Şaşırtıcı bir gelişme yaşanıyor son günlerde. Adeta bir deprem etkisi yaratan bu uygulama, özellikle bürokrasi çevrelerinde konuşulmaya başlandı bile. Kimsenin beklemediği bir hamle, hem de.
Oy kullanma alışkanlığı -ya da kullanmama hali- artık çok daha farklı sonuçlar doğuracak gibi görünüyor. Çünkü yetkililer, sandığa gitmeyen personeli için oldukça radikal bir karar almış durumda. İşin ilginç yanı, bu durumdan en çok muhalif kesimin etkilenmesi.
Yedeklerdeki Temizlik Harekatı
Aslında olayın özü şu: Yedek listelerde yer alan isimler tek tek ele alınıyor. Ve tabii ki, eleme kriterlerinin başında siyasi tercihler geliyor. Muhalif olduğu bilinen personel, yedek kadrolardan çıkarılıyor. Bu, resmen bir 'temizlik' harekatına dönüşmüş durumda.

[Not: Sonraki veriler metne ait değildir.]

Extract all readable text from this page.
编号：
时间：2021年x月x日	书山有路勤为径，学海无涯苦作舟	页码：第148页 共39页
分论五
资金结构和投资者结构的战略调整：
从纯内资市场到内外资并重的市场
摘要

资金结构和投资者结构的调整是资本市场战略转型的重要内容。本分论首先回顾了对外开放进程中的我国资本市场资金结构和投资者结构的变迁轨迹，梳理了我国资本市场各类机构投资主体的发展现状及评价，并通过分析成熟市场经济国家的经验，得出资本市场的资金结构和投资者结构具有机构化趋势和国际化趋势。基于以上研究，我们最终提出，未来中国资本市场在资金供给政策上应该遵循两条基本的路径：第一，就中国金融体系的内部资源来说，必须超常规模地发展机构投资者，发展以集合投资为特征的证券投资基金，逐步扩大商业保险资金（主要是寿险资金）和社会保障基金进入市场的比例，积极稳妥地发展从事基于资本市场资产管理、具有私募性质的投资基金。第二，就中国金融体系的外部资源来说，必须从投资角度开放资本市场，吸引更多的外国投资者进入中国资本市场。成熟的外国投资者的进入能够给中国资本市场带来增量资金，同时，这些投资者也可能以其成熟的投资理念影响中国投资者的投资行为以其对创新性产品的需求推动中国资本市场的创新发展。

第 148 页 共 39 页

Peki nasıl oluyor da oy kullanmamak böyle bir sonuca yol açabiliyor? Aslında cevap basit: Sistem, sandığa gitmeyen herkesi potansiyel muhalif olarak görüyor. Bu da yetkililerin işini oldukça kolaylaştırıyor haliyle.
Kara Listenin Ayrıntıları
Oluşturulan liste tam anlamıyla bir kara liste aslında. İçerisinde kimler yok ki? Sendika temsilcilerinden, eski muhalif parti üyelerine kadar geniş bir yelpaze söz konusu. Herkesin tek bir ortak noktası var: Oy kullanmamış olmaları.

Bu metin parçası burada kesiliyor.